ViZDoom ships with prebuilt Linux wheels — no compilation required on Colab:

pip install vizdoom stable-baselines3[extra] gymnasium imageio imageio-ffmpeg opencv-python-headless

After installing, import the gymnasium wrapper to register environments:

import vizdoom.gymnasium_wrapper   # registers VizdoomXxx-v1 envs
import gymnasium as gym

Exercise 1: Train PPO on VizdoomBasic-v1

The simplest ViZDoom scenario: the agent faces a stationary monster in a rectangular room. Three discrete actions — move left, move right, shoot. Reward: +101 for a kill, −5 per wasted shot.

We preprocess each frame with a DoomScreenWrapper (grayscale + resize to 84×84) and train PPO with SB3's CnnPolicy:

from stable_baselines3 import PPO
from stable_baselines3.common.env_util import make_vec_env
from stable_baselines3.common.vec_env import VecMonitor

model = PPO(
    policy='CnnPolicy',
    env=train_env,
    n_steps=512,
    batch_size=64,
    n_epochs=4,
    ent_coef=0.01,
    learning_rate=2.5e-4,
    seed=0,
)
model.learn(total_timesteps=300_000, callback=eval_cb, progress_bar=True)

After training, gameplay is recorded directly in the notebook with imageio and displayed inline as an HTML5 video.

Tasks:

  • At what step does the return first rise above zero?
  • Try ent_coef=0.0 — does the agent converge faster or get stuck earlier?
  • What does SB3's CnnPolicy CNN encoder look like? (check model.policy.features_extractor)

Exercise 2: Frame Stacking

A single frame gives the agent no information about motion. Frame stacking concatenates the last kk frames along the channel dimension, converting a partially-observable MDP into an approximately Markovian one — the technique used in DeepMind's original DQN.

from stable_baselines3.common.vec_env import VecFrameStack

def make_doom_stacked(env_id, n_envs=4, n_stack=4, seed=0):
    base = make_doom(env_id, n_envs=n_envs, seed=seed)
    return VecFrameStack(base, n_stack=n_stack)

Observation shape: (84, 84, 1)(84, 84, 4).

Discussion:

  • On BasicScenario the gap between k=1 and k=4 is small — why? (the monster doesn't move)
  • Which ViZDoom scenarios would benefit most from temporal context?

Exercise 3: VizdoomDefendCenter-v1

The agent stands in a circular arena. Monsters spawn at the perimeter and walk toward the center. Actions: rotate left, rotate right, shoot.

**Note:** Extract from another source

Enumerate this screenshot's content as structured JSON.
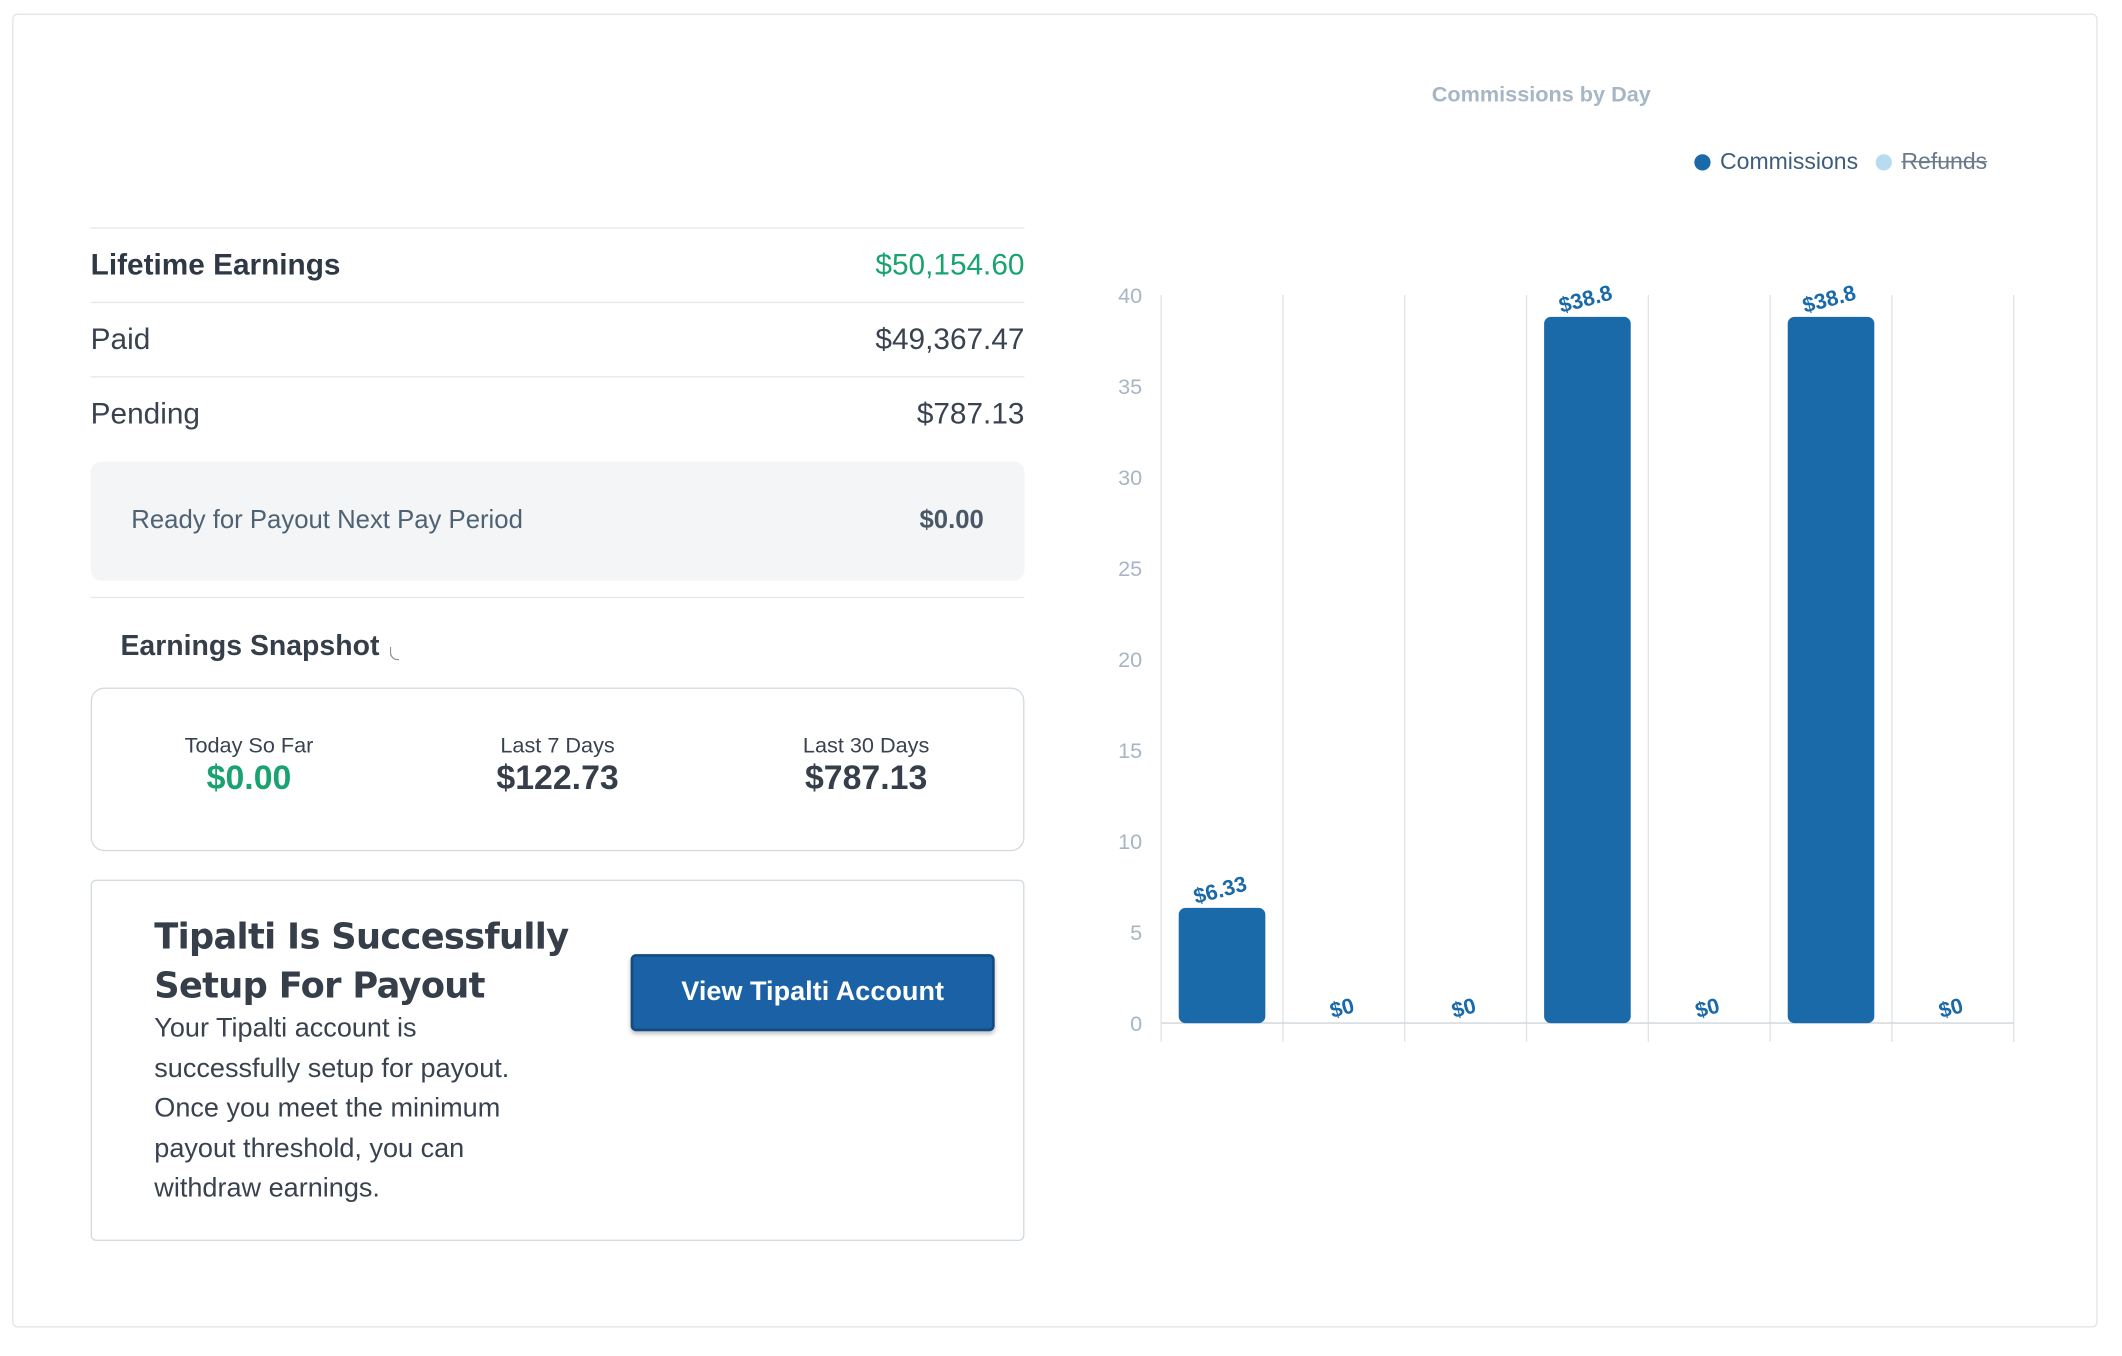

The agent must track moving targets and fire before being overwhelmed.

This requires temporal reasoning — a policy that works on static frames will fail here.

train_dc = make_doom_stacked('VizdoomDefendCenter-v1', n_envs=8, n_stack=4)
model_dc  = PPO('CnnPolicy', train_dc, ent_coef=0.005, ...)
model_dc.learn(total_timesteps=500_000)

Analysis:

  • How does the DefendCenter learning curve compare to Basic (steps to first reward, final return, variance)?
  • Why does visual RL need far more steps than state-based RL for equivalent tasks?
  • Which would help most: larger CNN, more frames, curiosity bonus, or prioritised replay?